Source code for spaemis.project

"""
Project a set of emissions into the future according to a set of scaling methods
"""
import itertools
import logging
from collections.abc import Iterable
from itertools import product

import numpy as np
import scmdata
import xarray as xr

from spaemis.config import DownscalingScenarioConfig, PointSource, VariableScalerConfig
from spaemis.inventory import EmissionsInventory
from spaemis.scaling import get_scaler_by_config

logger = logging.getLogger(__name__)


[docs]def scale_inventory(
    cfg: VariableScalerConfig,
    inventory: EmissionsInventory,
    target_year: int,
    timeseries: dict[str, scmdata.ScmRun],
) -> xr.Dataset:
    """
    Scale a given variable/sector

    Parameters
    ----------
    cfg
        Configuration used to determine how the scaling is performed
    inventory
        Emissions inventory
    target_year
        Year the data will be scaled according to
    timeseries
        Timeseries for use by proxies

    Returns
    -------
        Dataset with a single variable with dimensions of (sector, year, lat, lon)
    """
    if cfg.variable not in inventory.data.variables and not cfg.allow_missing:
        raise ValueError(f"Variable {cfg.variable} not available in inventory")
    if cfg.sector not in inventory.data["sector"] and not cfg.allow_missing:
        raise ValueError(f"Sector {cfg.sector} not available in inventory")
    try:
        field = inventory.data[cfg.variable].sel(sector=cfg.sector)
    except KeyError:
        if cfg.allow_missing:
            field = xr.DataArray(
                np.nan, coords=(inventory.data.lat, inventory.data.lon)
            )
        else:
            raise
    scaled_field = get_scaler_by_config(cfg.method)(
        data=field, inventory=inventory, target_year=target_year, timeseries=timeseries
    )

    scaled_field["sector"] = cfg.sector
    scaled_field["year"] = target_year

    return scaled_field.expand_dims(["sector", "year"]).to_dataset(name=cfg.variable)


def _create_output_data(
    options: Iterable[tuple[str, str]],
    config: DownscalingScenarioConfig,
    template: xr.Dataset,
) -> xr.Dataset:
    unique_variables = sorted(set([variable for variable, _ in options]))
    unique_sectors = sorted(set([sector for _, sector in options]))
    unique_years = sorted(config.timeslices)

    coords = dict(
        sector=unique_sectors,
        year=unique_years,
        lat=template.lat,
        lon=template.lon,
    )

    return xr.Dataset(
        data_vars={
            variable: xr.DataArray(
                np.nan, coords=coords, dims=("sector", "year", "lat", "lon")
            )
            for variable in unique_variables
        },
        coords=coords,
    )


def _process_slice(
    output_ds: xr.Dataset,
    inventory: EmissionsInventory,
    timeseries: scmdata.ScmRun,
    variable_config: VariableScalerConfig,
    year: int,
) -> None:
    logger.info(
        "Processing variable=%s sector=%s year=%i",
        variable_config.variable,
        variable_config.sector,
        year,
    )

    res = scale_inventory(variable_config, inventory, year, timeseries)

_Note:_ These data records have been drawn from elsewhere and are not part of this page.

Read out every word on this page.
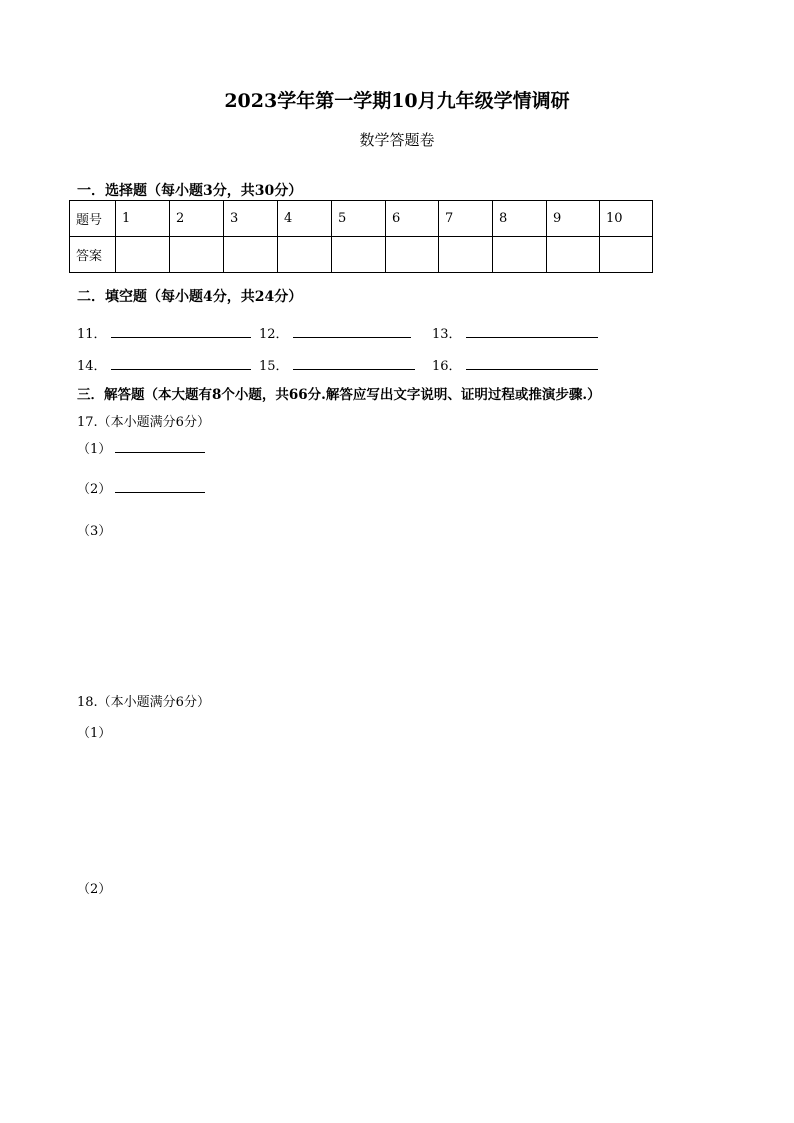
2023学年第一学期10月九年级学情调研
数学答题卷
一．选择题（每小题3分，共30分）
题号	1	2	3	4	5	6	7	8	9	10
答案										
二．填空题（每小题4分，共24分）
11．	12．	13．
14．	15．	16．
三．解答题（本大题有8个小题，共66分.解答应写出文字说明、证明过程或推演步骤.）
17.（本小题满分6分）
（1）
（2）
（3）
18.（本小题满分6分）
（1）
（2）
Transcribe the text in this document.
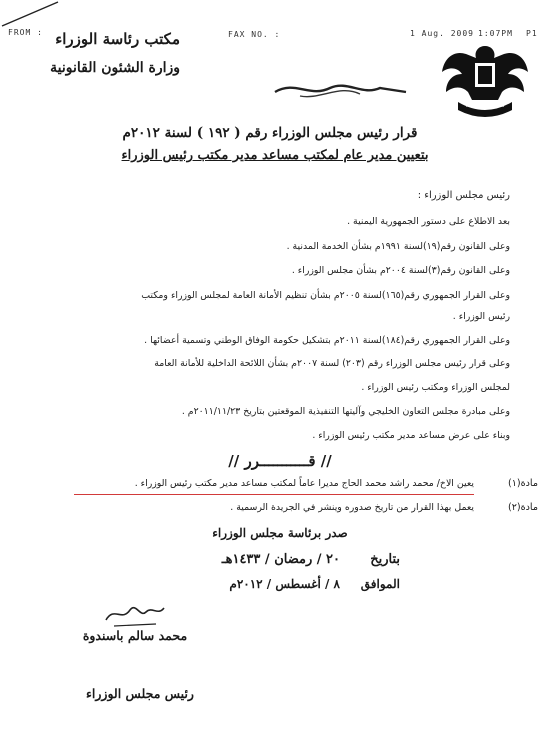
FROM :	FAX NO. :	1 Aug. 2009 1:07PM P1
مكتب رئاسة الوزراء
وزارة الشئون القانونية
قرار رئيس مجلس الوزراء رقم ( ١٩٢ ) لسنة ٢٠١٢م
بتعيين مدير عام لمكتب مساعد مدير مكتب رئيس الوزراء
رئيس مجلس الوزراء :
بعد الاطلاع على دستور الجمهورية اليمنية .
وعلى القانون رقم(١٩)لسنة ١٩٩١م بشأن الخدمة المدنية .
وعلى القانون رقم(٣)لسنة ٢٠٠٤م بشأن مجلس الوزراء .
وعلى القرار الجمهوري رقم(١٦٥)لسنة ٢٠٠٥م بشأن تنظيم الأمانة العامة لمجلس الوزراء ومكتب
رئيس الوزراء .
وعلى القرار الجمهوري رقم(١٨٤)لسنة ٢٠١١م بتشكيل حكومة الوفاق الوطني وتسمية أعضائها .
وعلى قرار رئيس مجلس الوزراء رقم (٢٠٣) لسنة ٢٠٠٧م بشأن اللائحة الداخلية للأمانة العامة
لمجلس الوزراء ومكتب رئيس الوزراء .
وعلى مبادرة مجلس التعاون الخليجي وآليتها التنفيذية الموقعتين بتاريخ ٢٠١١/١١/٢٣م .
وبناء على عرض مساعد مدير مكتب رئيس الوزراء .
// قـــــــــــرر //
مادة(١)
يعين الاخ/ محمد راشد محمد الحاج مديرا عاماً لمكتب مساعد مدير مكتب رئيس الوزراء .
مادة(٢)
يعمل بهذا القرار من تاريخ صدوره وينشر في الجريدة الرسمية .
صدر برئاسة مجلس الوزراء
بتاريخ
٢٠ / رمضان / ١٤٣٣هـ
الموافق
٨ / أغسطس / ٢٠١٢م
محمد سالم باسندوة
رئيس مجلس الوزراء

    output_ds[variable_config.variable].loc[
        dict(sector=variable_config.sector, year=year)
    ] = (
        res[variable_config.variable]
        .sel(sector=variable_config.sector, year=year)
        .values
    )
    total_emissions = (
        output_ds[variable_config.variable]
        .sel(sector=variable_config.sector, year=year)
        .sum()
        .values
    )
    logger.info(f"Total: {total_emissions / 1000 / 1000} kt / yr")

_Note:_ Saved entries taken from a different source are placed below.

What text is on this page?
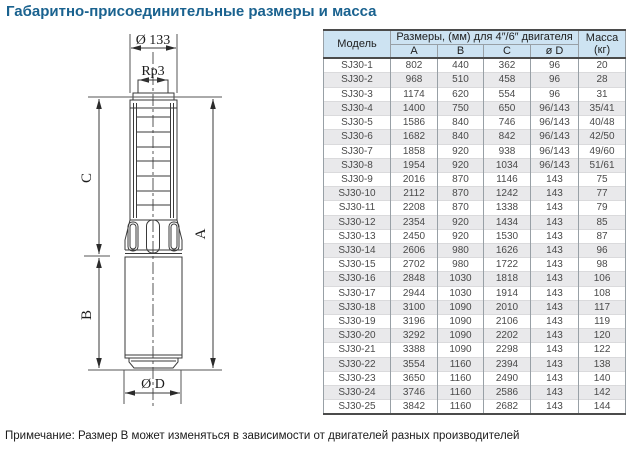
Габаритно-присоединительные размеры и масса
Ø 133
Rp3
C
B
A
Ø D
Модель	Размеры, (мм) для 4″/6″ двигателя				Масса (кг)
	A	B	C	ø D	
SJ30-1	802	440	362	96	20
SJ30-2	968	510	458	96	28
SJ30-3	1174	620	554	96	31
SJ30-4	1400	750	650	96/143	35/41
SJ30-5	1586	840	746	96/143	40/48
SJ30-6	1682	840	842	96/143	42/50
SJ30-7	1858	920	938	96/143	49/60
SJ30-8	1954	920	1034	96/143	51/61
SJ30-9	2016	870	1146	143	75
SJ30-10	2112	870	1242	143	77
SJ30-11	2208	870	1338	143	79
SJ30-12	2354	920	1434	143	85
SJ30-13	2450	920	1530	143	87
SJ30-14	2606	980	1626	143	96
SJ30-15	2702	980	1722	143	98
SJ30-16	2848	1030	1818	143	106
SJ30-17	2944	1030	1914	143	108
SJ30-18	3100	1090	2010	143	117
SJ30-19	3196	1090	2106	143	119
SJ30-20	3292	1090	2202	143	120
SJ30-21	3388	1090	2298	143	122
SJ30-22	3554	1160	2394	143	138
SJ30-23	3650	1160	2490	143	140
SJ30-24	3746	1160	2586	143	142
SJ30-25	3842	1160	2682	143	144
Примечание: Размер B может изменяться в зависимости от двигателей разных производителей
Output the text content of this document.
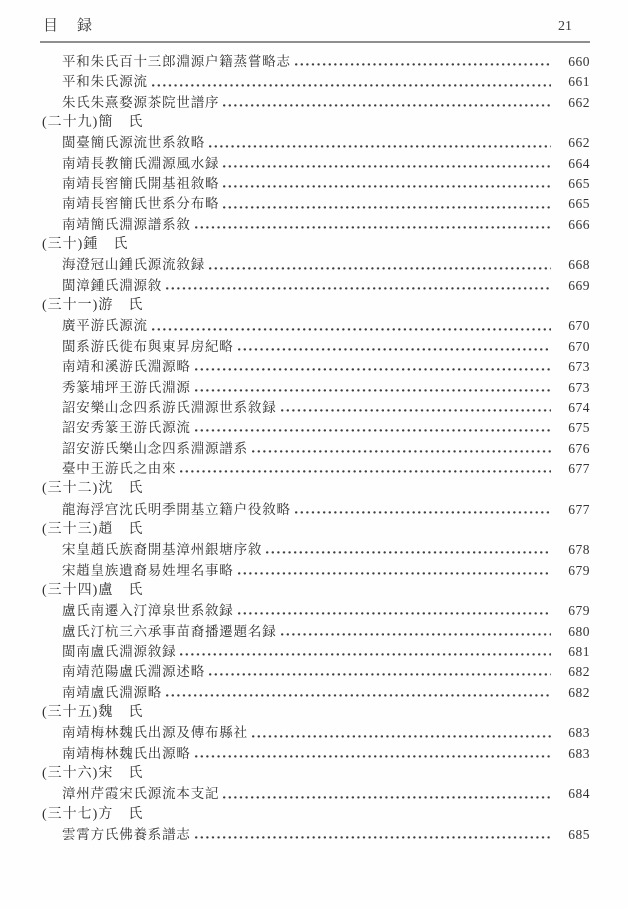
目　録	21
平和朱氏百十三郎淵源户籍蒸嘗略志	660
平和朱氏源流	661
朱氏朱熹婺源茶院世譜序	662
(二十九)簡　氏
閩臺簡氏源流世系敘略	662
南靖長教簡氏淵源風水録	664
南靖長窖簡氏開基祖敘略	665
南靖長窖簡氏世系分布略	665
南靖簡氏淵源譜系敘	666
(三十)鍾　氏
海澄冠山鍾氏源流敘録	668
閩漳鍾氏淵源敘	669
(三十一)游　氏
廣平游氏源流	670
閩系游氏徙布與東昇房紀略	670
南靖和溪游氏淵源略	673
秀篆埔坪王游氏淵源	673
詔安樂山念四系游氏淵源世系敘録	674
詔安秀篆王游氏源流	675
詔安游氏樂山念四系淵源譜系	676
臺中王游氏之由來	677
(三十二)沈　氏
龍海浮宫沈氏明季開基立籍户役敘略	677
(三十三)趙　氏
宋皇趙氏族裔開基漳州銀塘序敘	678
宋趙皇族遺裔易姓埋名事略	679
(三十四)盧　氏
盧氏南遷入汀漳泉世系敘録	679
盧氏汀杭三六承事苗裔播遷題名録	680
閩南盧氏淵源敘録	681
南靖范陽盧氏淵源述略	682
南靖盧氏淵源略	682
(三十五)魏　氏
南靖梅林魏氏出源及傳布縣社	683
南靖梅林魏氏出源略	683
(三十六)宋　氏
漳州芹霞宋氏源流本支記	684
(三十七)方　氏
雲霄方氏佛養系譜志	685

[docs]def calculate_projections(
    config: DownscalingScenarioConfig,
    inventory: EmissionsInventory,
    timeseries: dict[str, scmdata.ScmRun],
) -> xr.Dataset:
    """
    Calculate a projected set of emissions according to some configuration

    Parameters
    ----------
    config
    inventory
    timeseries
        Optional timeseries

    Returns
    -------
        Dataset containing the requested projections.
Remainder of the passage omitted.